After moving to Meghri in June of 2021, it took some time to get acquainted with life here in the south of Armenia. Unlike in the diaspora, where Armenian life is punctuated with community events, the villagers in Syunik rarely gathered together in their villages for anything other than funerals. In order to help change this, last year I decided to organize a Thanksgiving luncheon, originally planning to hold it in the village of Nerkin Hant. This village found itself on the new front lines when Azerbaijan occupied Artsakh’s Kashatagh province. With Azeri posts a mere 800 feet away, the villagers were left without access to their pastures and crop fields that for centuries had been their livelihood. Unfortunately due to a COVID outbreak in the village in mid-November, the luncheon was relocated to my friend’s village of Davit Bek. The last-minute change made it difficult to achieve some of the goals that I had set for the organization of a community event, the most important of which was for the entire community to be present. Whereas in Nerkin Hant, I had communicated for men and women to be present, in Davit Bek it was mostly just men who attended.
Since the September 13th attacks on Armenia, the Azeri army has further advanced on Nerkin Hant. Because of the Armenian army’s failure to guarantee the security of this small village, all the women and children have been relocated to the neighboring village of Shikahogh. Once again, my plans to hold a community event in Nerkin Hant fell through, so I decided to host Thanksgiving in Dzav, the next village just west of Nerkin Hant.
Since the October 2021 closing of the Ghapan-Jagaden highway, the village of Dzav has played a crucial role in the area, as it is home to the only bakery able to supply bread for the six villages cut off by the road closing. It is important to note that volunteer forces had held all the heights in the area securing the highway and the villages, including Nerkin Hant until mid-December of 2020 when the Armenian Ministry of Defense forced the volunteers to retreat and the government handed over those strategic Armenian territories to Azerbaijan.
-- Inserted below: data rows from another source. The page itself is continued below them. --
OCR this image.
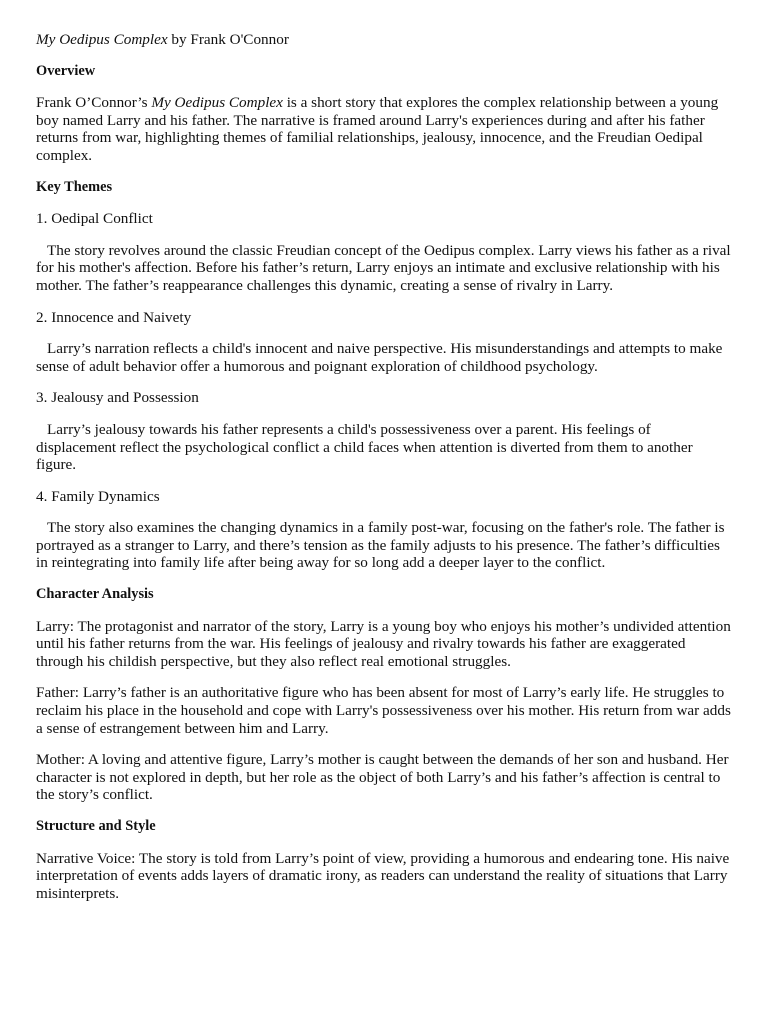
My Oedipus Complex by Frank O'Connor

Overview

Frank O’Connor’s My Oedipus Complex is a short story that explores the complex relationship between a young boy named Larry and his father. The narrative is framed around Larry's experiences during and after his father returns from war, highlighting themes of familial relationships, jealousy, innocence, and the Freudian Oedipal complex.

Key Themes

1. Oedipal Conflict

The story revolves around the classic Freudian concept of the Oedipus complex. Larry views his father as a rival for his mother's affection. Before his father’s return, Larry enjoys an intimate and exclusive relationship with his mother. The father’s reappearance challenges this dynamic, creating a sense of rivalry in Larry.

2. Innocence and Naivety

Larry’s narration reflects a child's innocent and naive perspective. His misunderstandings and attempts to make sense of adult behavior offer a humorous and poignant exploration of childhood psychology.

3. Jealousy and Possession

Larry’s jealousy towards his father represents a child's possessiveness over a parent. His feelings of displacement reflect the psychological conflict a child faces when attention is diverted from them to another figure.

4. Family Dynamics

The story also examines the changing dynamics in a family post-war, focusing on the father's role. The father is portrayed as a stranger to Larry, and there’s tension as the family adjusts to his presence. The father’s difficulties in reintegrating into family life after being away for so long add a deeper layer to the conflict.

Character Analysis

Larry: The protagonist and narrator of the story, Larry is a young boy who enjoys his mother’s undivided attention until his father returns from the war. His feelings of jealousy and rivalry towards his father are exaggerated through his childish perspective, but they also reflect real emotional struggles.

Father: Larry’s father is an authoritative figure who has been absent for most of Larry’s early life. He struggles to reclaim his place in the household and cope with Larry's possessiveness over his mother. His return from war adds a sense of estrangement between him and Larry.

Mother: A loving and attentive figure, Larry’s mother is caught between the demands of her son and husband. Her character is not explored in depth, but her role as the object of both Larry’s and his father’s affection is central to the story’s conflict.

Structure and Style

Narrative Voice: The story is told from Larry’s point of view, providing a humorous and endearing tone. His naive interpretation of events adds layers of dramatic irony, as readers can understand the reality of situations that Larry misinterprets.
A few days prior to Thanksgiving this year, I visited the village of Dzav to meet with the Kyooghabed (village head), Seyran, who at the time was helping collect firewood for the bakery. We discussed the details of the luncheon while my friends and I helped load firewood into their truck in the nearby forest. The villagers would bring their turshi (pickles), white beans, oghi and compote (a fruit drink). Potatoes and homemade cheese would be bought locally from the neighboring hamlet of Shishgerd, whose villagers we would also invite. I would purchase the lambs and everything else from my local Meghri area villages, since the people of Dzav no longer have the means to maintain a flock of sheep due to the Azeri presence near their pastures.
We held Thanksgiving on Saturday, as Thursday is a working day in Armenia. A small group of friends from the village of Nrnatsor joined about 100 locals as we enjoyed our meal of khashlama, a local lamb stew. The villagers from Nrnatsor (which means pomegranate valley in Armenian), brought pomegranates as gifts; this was a real treat for the locals as pomegranates do not grow in Dzav. A separate portion of the feast was set aside for a group of young men from the village doing construction work on the roads for the new army posts on the nearby mountain top. They had told me not to include them in the headcount for the luncheon since they would be working. I replied, “Խենթ է՞ք.” (“Are you crazy?”) Not only did we include them in our planning, but we also drove up the unfinished mountain road to deliver their meals.
A majority of the children did not join us as they were “embarrassed to sit with the adults,” but progress was definitely made from last year as many of the village’s women joined in the meal, bringing us closer to the ARS-style community Thanksgiving luncheons that I have grown up with and miss dearly. My parents, local gomideh members and my guests from Nrnatsor also joined in helping set up and clean up, a surprise to the locals but a warm feeling for me, having served Thanksgiving dinner for many years with my fellow AYF Chicago “Ararat” Chapter members. During the dinner, many genats or toasts were given, beginning with a moment of silence for our fallen soldiers, past and recent. One toast particularly stood out for me: an elderly man in the back stood up and exclaimed how their hall for many years has only seen sad events like hokejashes and karasoonks, while happy events like weddings and birthdays were always celebrated in the provincial capital Ghapan. He went on to say that this should be a lesson to his fellow villagers to gather more frequently and rejoice as life always has more room for positivity.
One of my missions in the south of Armenia is to help build community life, much like the one I have grown up with in Chicago. I would like to give a special thank you to my friends and family in the Chicago, Granite City and Los Angeles area communities for helping make this dinner possible. I was able to surpass my fundraising target and will be hosting a second community dinner in Artsakh this Sunday.